A game of Texas Hold’em in virtual reality is identical to one played in a standard online poker room. The problem here is that your eye perceives the motions of the cartoon characters around the table as real beings.
Sure, you can convince yourself intellectually that the gorilla wearing the beer hat across the table from you is just a cartoon; your subconscious may readily be interpreting the nervousness of the gorilla’s actions as an indication that he has a weak hand.
Perks of Gambling in Virtual Reality
One of the benefits of gambling in virtual reality is a complete immersion into the virtual world. Distractions are minimized, and your virtual surroundings can convince you that you are, in fact, in Monte -Carlo, waiting for your martini (shaken, not stirred, of course).
As the virtual reality world becomes more lifelike, you can bet there will be even better reasons to try VR.
VR has about as much chance of destroying the nation’s youth as Elvis Presley did in the early 60s. Sure he rocked and rolled, but his fans grew up to be responsible adults (mostly) just as they have since time immemorial.
Is virtual reality gambling risky? No more than regular gambling, as far as your bankroll is concerned.

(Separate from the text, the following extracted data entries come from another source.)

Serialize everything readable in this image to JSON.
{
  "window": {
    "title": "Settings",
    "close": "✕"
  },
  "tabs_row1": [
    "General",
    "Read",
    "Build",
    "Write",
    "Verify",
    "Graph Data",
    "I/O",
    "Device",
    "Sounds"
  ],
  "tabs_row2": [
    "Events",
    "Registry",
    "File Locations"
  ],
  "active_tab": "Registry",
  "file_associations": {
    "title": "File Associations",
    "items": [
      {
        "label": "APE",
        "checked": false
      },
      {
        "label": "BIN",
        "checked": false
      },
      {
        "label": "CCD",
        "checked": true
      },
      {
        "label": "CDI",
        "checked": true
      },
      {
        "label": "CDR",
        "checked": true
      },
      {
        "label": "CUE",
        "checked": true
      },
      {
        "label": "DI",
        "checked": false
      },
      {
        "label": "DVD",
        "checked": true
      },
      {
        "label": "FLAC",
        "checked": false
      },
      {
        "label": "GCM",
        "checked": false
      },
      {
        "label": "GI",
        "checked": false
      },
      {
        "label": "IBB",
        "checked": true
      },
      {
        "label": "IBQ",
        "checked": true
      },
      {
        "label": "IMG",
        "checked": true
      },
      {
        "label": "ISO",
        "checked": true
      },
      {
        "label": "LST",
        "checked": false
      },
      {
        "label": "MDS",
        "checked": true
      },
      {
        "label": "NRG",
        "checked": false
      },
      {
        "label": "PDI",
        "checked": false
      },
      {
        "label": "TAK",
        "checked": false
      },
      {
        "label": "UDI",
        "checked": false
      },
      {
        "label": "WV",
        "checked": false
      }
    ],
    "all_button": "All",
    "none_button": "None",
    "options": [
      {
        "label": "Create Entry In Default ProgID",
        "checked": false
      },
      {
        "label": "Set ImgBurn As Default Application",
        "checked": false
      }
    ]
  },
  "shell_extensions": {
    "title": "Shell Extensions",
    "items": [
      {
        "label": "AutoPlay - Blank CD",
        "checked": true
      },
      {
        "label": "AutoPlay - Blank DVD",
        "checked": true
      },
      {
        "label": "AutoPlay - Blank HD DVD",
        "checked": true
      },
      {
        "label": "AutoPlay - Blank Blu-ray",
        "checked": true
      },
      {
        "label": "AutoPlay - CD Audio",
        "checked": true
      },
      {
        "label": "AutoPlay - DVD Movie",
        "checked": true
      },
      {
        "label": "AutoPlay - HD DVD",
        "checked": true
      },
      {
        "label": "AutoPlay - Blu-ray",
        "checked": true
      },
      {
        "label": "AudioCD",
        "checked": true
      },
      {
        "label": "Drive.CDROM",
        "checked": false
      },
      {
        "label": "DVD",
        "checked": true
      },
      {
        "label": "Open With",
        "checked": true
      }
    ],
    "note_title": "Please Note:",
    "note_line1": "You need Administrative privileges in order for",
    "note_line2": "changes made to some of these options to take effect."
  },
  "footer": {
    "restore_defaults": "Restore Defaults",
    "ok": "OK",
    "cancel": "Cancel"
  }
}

Sure, you might want to rest your eyes more often, but you may find yourself drifting back to a screen filled with poker tables. Chatting with animated characters more interested in entertaining than in playing cards can get wearisome rather quickly.

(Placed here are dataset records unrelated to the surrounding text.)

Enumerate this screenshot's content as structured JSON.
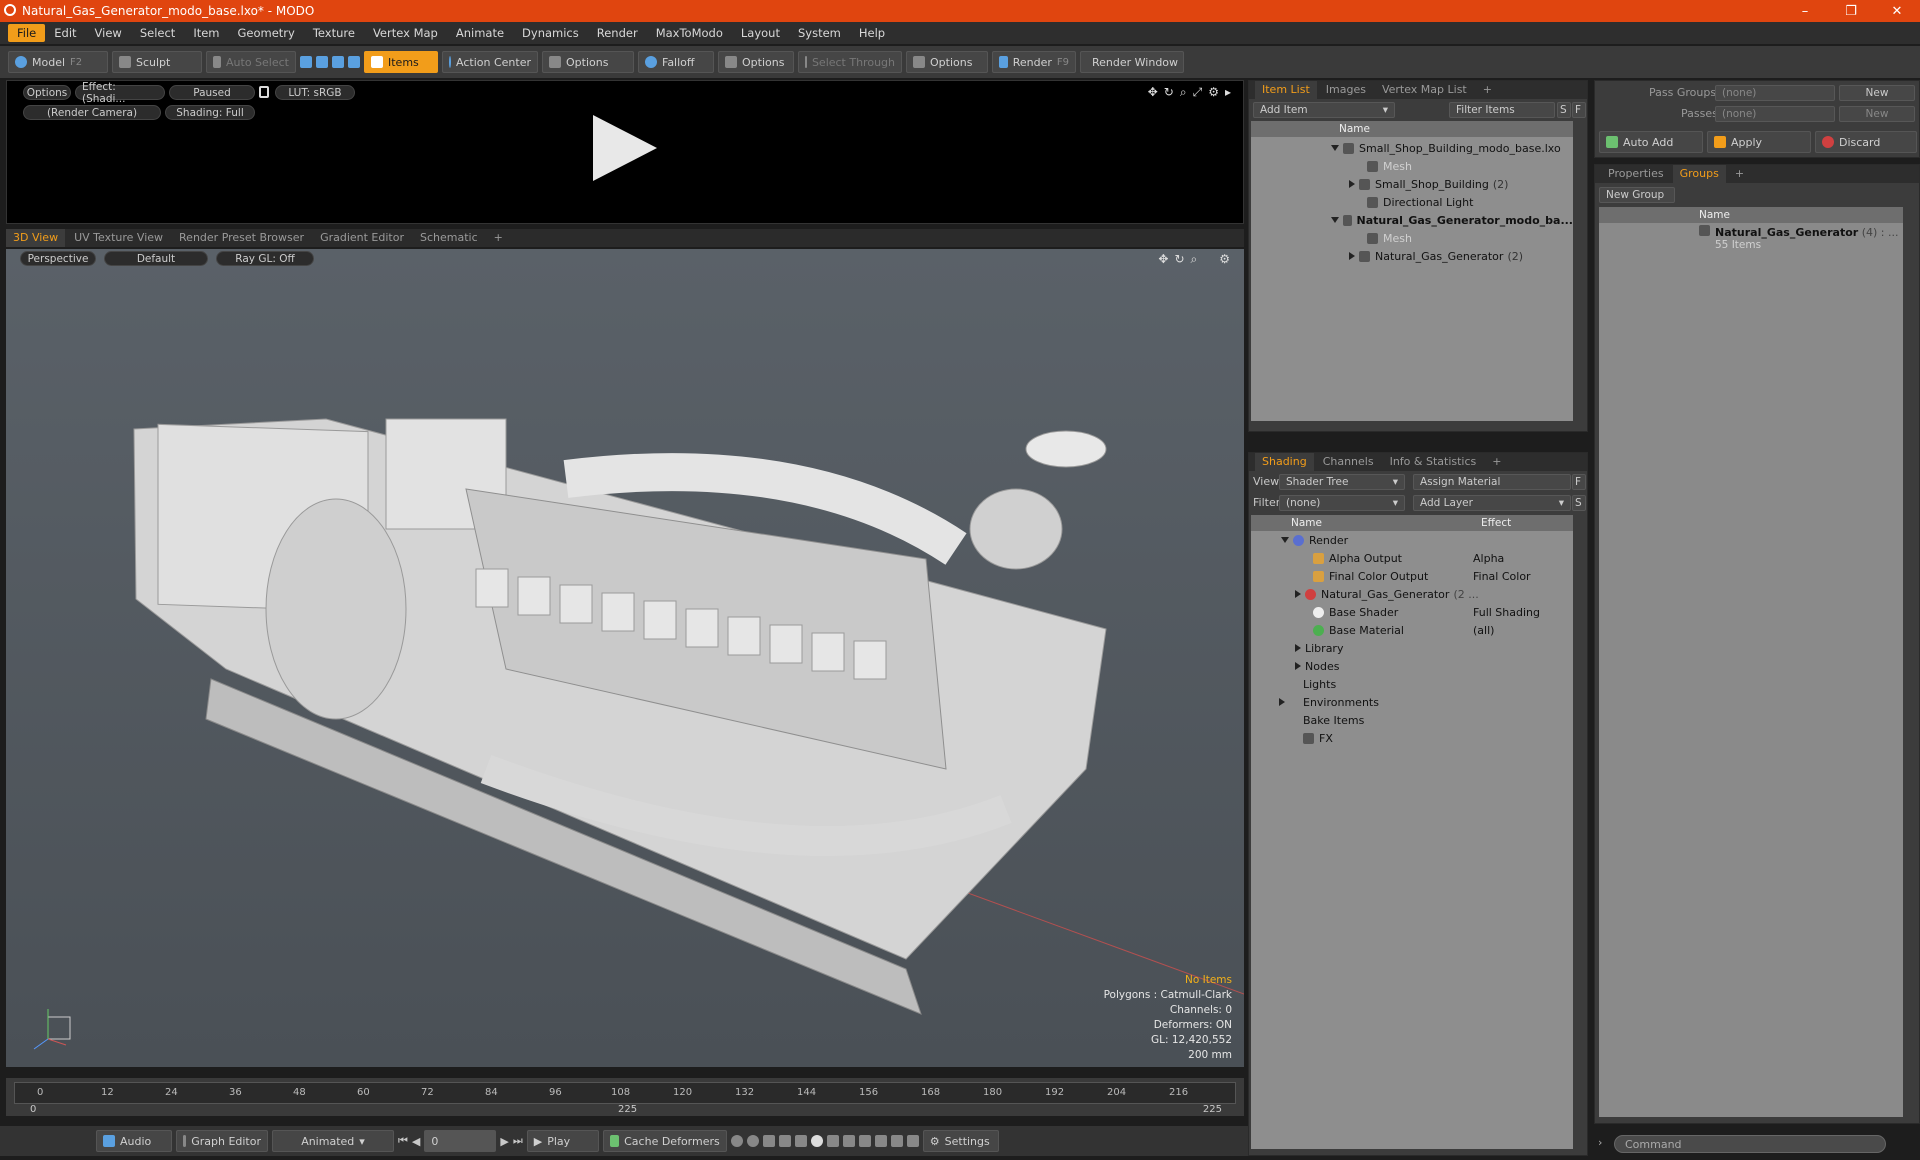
{
  "window": {
    "title": "Natural_Gas_Generator_modo_base.lxo* - MODO",
    "min": "–",
    "max": "❐",
    "close": "✕"
  },
  "menu": [
    "File",
    "Edit",
    "View",
    "Select",
    "Item",
    "Geometry",
    "Texture",
    "Vertex Map",
    "Animate",
    "Dynamics",
    "Render",
    "MaxToModo",
    "Layout",
    "System",
    "Help"
  ],
  "toolbar": {
    "model": "Model",
    "model_key": "F2",
    "sculpt": "Sculpt",
    "auto_select": "Auto Select",
    "items": "Items",
    "action_center": "Action Center",
    "options1": "Options",
    "falloff": "Falloff",
    "options2": "Options",
    "select_through": "Select Through",
    "options3": "Options",
    "render": "Render",
    "render_key": "F9",
    "render_window": "Render Window"
  },
  "preview": {
    "options": "Options",
    "effect": "Effect: (Shadi...",
    "paused": "Paused",
    "lut": "LUT: sRGB",
    "camera": "(Render Camera)",
    "shading": "Shading: Full"
  },
  "viewtabs": [
    "3D View",
    "UV Texture View",
    "Render Preset Browser",
    "Gradient Editor",
    "Schematic",
    "+"
  ],
  "viewport": {
    "perspective": "Perspective",
    "default": "Default",
    "raygl": "Ray GL: Off",
    "stats": {
      "noitems": "No Items",
      "polygons": "Polygons : Catmull-Clark",
      "channels": "Channels: 0",
      "deformers": "Deformers: ON",
      "gl": "GL: 12,420,552",
      "scale": "200 mm"
    }
  },
  "timeline": {
    "ticks": [
      "0",
      "12",
      "24",
      "36",
      "48",
      "60",
      "72",
      "84",
      "96",
      "108",
      "120",
      "132",
      "144",
      "156",
      "168",
      "180",
      "192",
      "204",
      "216"
    ],
    "range_start": "0",
    "range_mid": "225",
    "range_end": "225"
  },
  "bottom": {
    "audio": "Audio",
    "graph_editor": "Graph Editor",
    "animated": "Animated",
    "frame": "0",
    "play": "Play",
    "cache": "Cache Deformers",
    "settings": "Settings"
  },
  "itemlist": {
    "tabs": [
      "Item List",
      "Images",
      "Vertex Map List",
      "+"
    ],
    "add_item": "Add Item",
    "filter": "Filter Items",
    "s": "S",
    "f": "F",
    "col_name": "Name",
    "rows": [
      {
        "label": "Small_Shop_Building_modo_base.lxo"
      },
      {
        "label": "Mesh"
      },
      {
        "label": "Small_Shop_Building",
        "count": "(2)"
      },
      {
        "label": "Directional Light"
      },
      {
        "label": "Natural_Gas_Generator_modo_ba..."
      },
      {
        "label": "Mesh"
      },
      {
        "label": "Natural_Gas_Generator",
        "count": "(2)"
      }
    ]
  },
  "shading": {
    "tabs": [
      "Shading",
      "Channels",
      "Info & Statistics",
      "+"
    ],
    "view_label": "View",
    "view_value": "Shader Tree",
    "assign": "Assign Material",
    "f": "F",
    "filter_label": "Filter",
    "filter_value": "(none)",
    "add_layer": "Add Layer",
    "s": "S",
    "col_name": "Name",
    "col_effect": "Effect",
    "rows": [
      {
        "label": "Render",
        "effect": ""
      },
      {
        "label": "Alpha Output",
        "effect": "Alpha"
      },
      {
        "label": "Final Color Output",
        "effect": "Final Color"
      },
      {
        "label": "Natural_Gas_Generator",
        "extra": "(2 ...",
        "effect": ""
      },
      {
        "label": "Base Shader",
        "effect": "Full Shading"
      },
      {
        "label": "Base Material",
        "effect": "(all)"
      },
      {
        "label": "Library",
        "effect": ""
      },
      {
        "label": "Nodes",
        "effect": ""
      },
      {
        "label": "Lights",
        "effect": ""
      },
      {
        "label": "Environments",
        "effect": ""
      },
      {
        "label": "Bake Items",
        "effect": ""
      },
      {
        "label": "FX",
        "effect": ""
      }
    ]
  },
  "passgroups": {
    "pass_groups": "Pass Groups",
    "none1": "(none)",
    "new1": "New",
    "passes": "Passes",
    "none2": "(none)",
    "new2": "New",
    "auto_add": "Auto Add",
    "apply": "Apply",
    "discard": "Discard"
  },
  "groups": {
    "tabs": [
      "Properties",
      "Groups",
      "+"
    ],
    "new_group": "New Group",
    "col_name": "Name",
    "item": "Natural_Gas_Generator",
    "item_count": "(4) : ...",
    "sub": "55 Items"
  },
  "command": {
    "placeholder": "Command"
  }
}
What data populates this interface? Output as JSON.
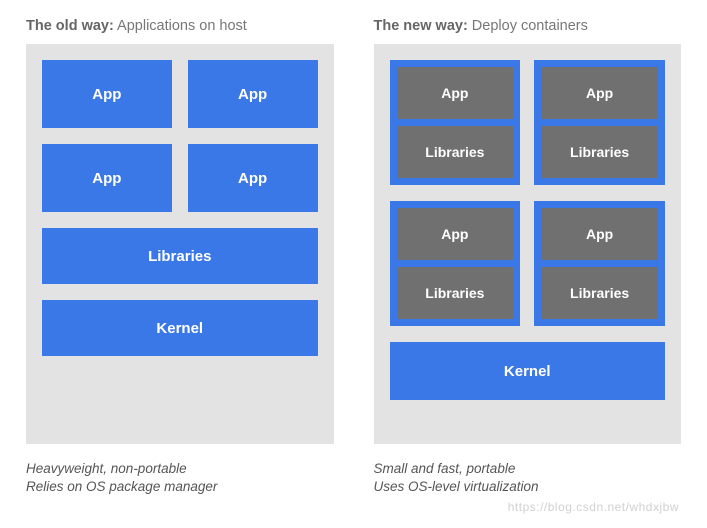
{
  "old": {
    "heading_bold": "The old way:",
    "heading_rest": " Applications on host",
    "app": "App",
    "libraries": "Libraries",
    "kernel": "Kernel",
    "caption_line1": "Heavyweight, non-portable",
    "caption_line2": "Relies on OS package manager"
  },
  "new": {
    "heading_bold": "The new way:",
    "heading_rest": " Deploy containers",
    "app": "App",
    "libraries": "Libraries",
    "kernel": "Kernel",
    "caption_line1": "Small and fast, portable",
    "caption_line2": "Uses OS-level virtualization"
  },
  "watermark": "https://blog.csdn.net/whdxjbw"
}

Right now, opportunities to gamble in a virtual reality environment are rare, and even those limited the experience of walking around a virtual world alone.
Since many people are excited about the opportunity to interact with others in a virtual world, the limitations of current technology on VR gambling are stifling.

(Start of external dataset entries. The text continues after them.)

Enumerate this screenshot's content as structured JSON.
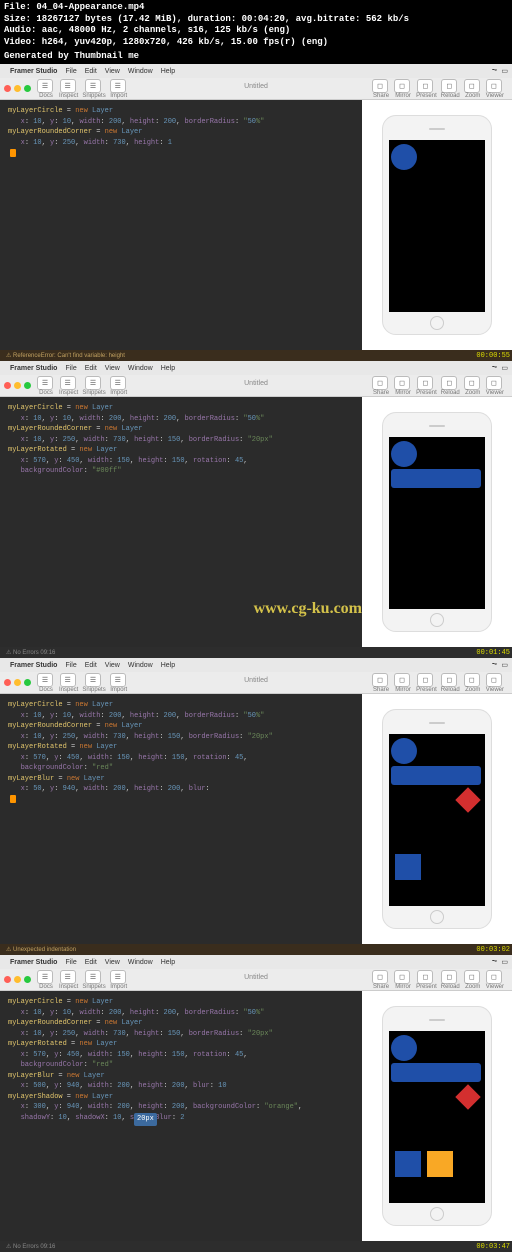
{
  "header": {
    "file": "File: 04_04-Appearance.mp4",
    "size": "Size: 18267127 bytes (17.42 MiB), duration: 00:04:20, avg.bitrate: 562 kb/s",
    "audio": "Audio: aac, 48000 Hz, 2 channels, s16, 125 kb/s (eng)",
    "video": "Video: h264, yuv420p, 1280x720, 426 kb/s, 15.00 fps(r) (eng)",
    "gen": "Generated by Thumbnail me"
  },
  "menubar": {
    "app": "Framer Studio",
    "items": [
      "File",
      "Edit",
      "View",
      "Window",
      "Help"
    ]
  },
  "toolbar": {
    "title": "Untitled",
    "left": [
      "Docs",
      "Inspect",
      "Snippets",
      "Import"
    ],
    "right": [
      "Share",
      "Mirror",
      "Present",
      "Reload",
      "Zoom",
      "Viewer"
    ]
  },
  "watermark": "www.cg-ku.com",
  "frames": [
    {
      "time": "00:00:55",
      "code": "myLayerCircle = new Layer\n   x: 10, y: 10, width: 200, height: 200, borderRadius: \"50%\"\n\nmyLayerRoundedCorner = new Layer\n   x: 10, y: 250, width: 730, height: 1",
      "status": "ReferenceError: Can't find variable: height",
      "statusOk": false,
      "shapes": [
        "circle"
      ],
      "cursor": true
    },
    {
      "time": "00:01:45",
      "code": "myLayerCircle = new Layer\n   x: 10, y: 10, width: 200, height: 200, borderRadius: \"50%\"\n\nmyLayerRoundedCorner = new Layer\n   x: 10, y: 250, width: 730, height: 150, borderRadius: \"20px\"\n\nmyLayerRotated = new Layer\n   x: 570, y: 450, width: 150, height: 150, rotation: 45,\n   backgroundColor: \"#00ff\"",
      "status": "No Errors 09:16",
      "statusOk": true,
      "shapes": [
        "circle",
        "bar"
      ],
      "watermark": true
    },
    {
      "time": "00:03:02",
      "code": "myLayerCircle = new Layer\n   x: 10, y: 10, width: 200, height: 200, borderRadius: \"50%\"\n\nmyLayerRoundedCorner = new Layer\n   x: 10, y: 250, width: 730, height: 150, borderRadius: \"20px\"\n\nmyLayerRotated = new Layer\n   x: 570, y: 450, width: 150, height: 150, rotation: 45,\n   backgroundColor: \"red\"\n\nmyLayerBlur = new Layer\n   x: 50, y: 940, width: 200, height: 200, blur: ",
      "status": "Unexpected indentation",
      "statusOk": false,
      "shapes": [
        "circle",
        "bar",
        "diamond",
        "square"
      ],
      "cursor": true
    },
    {
      "time": "00:03:47",
      "code": "myLayerCircle = new Layer\n   x: 10, y: 10, width: 200, height: 200, borderRadius: \"50%\"\n\nmyLayerRoundedCorner = new Layer\n   x: 10, y: 250, width: 730, height: 150, borderRadius: \"20px\"\n\nmyLayerRotated = new Layer\n   x: 570, y: 450, width: 150, height: 150, rotation: 45,\n   backgroundColor: \"red\"\n\nmyLayerBlur = new Layer\n   x: 500, y: 940, width: 200, height: 200, blur: 10\n\nmyLayerShadow = new Layer\n   x: 300, y: 940, width: 200, height: 200, backgroundColor: \"orange\",\n   shadowY: 10, shadowX: 10, shadowBlur: 2",
      "status": "No Errors 09:16",
      "statusOk": true,
      "shapes": [
        "circle",
        "bar",
        "diamond",
        "square",
        "orange"
      ],
      "tooltip": "20px"
    }
  ]
}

Deciding if Gambling in VR is Bad for Your Eyes (and Your Wallet)
Virtual Reality systems are far too new and untested on a wide scale for anyone to reasonably agree that VR is bad, or is good, or (like money) morally neutral.
Still, that’s enough for the scolds to blame all the maladies and ills of the culture on VR—which they used to blame on video games, rock music, the atom bomb, reefer madness, burlesque, jazz, and even the Viennese Waltz, for crying out loud.
Is VR gambling risky?
The reality is this: What is scandalous today is commonplace tomorrow and boring the day after.
And while virtual reality may become the future equivalent of the ubiquitous gaming console, gambling—particularly poker –won’t see much of a change.
Still, accurately predicting the future isn’t one of my best characteristics (unlike my wit, charm, and good looks).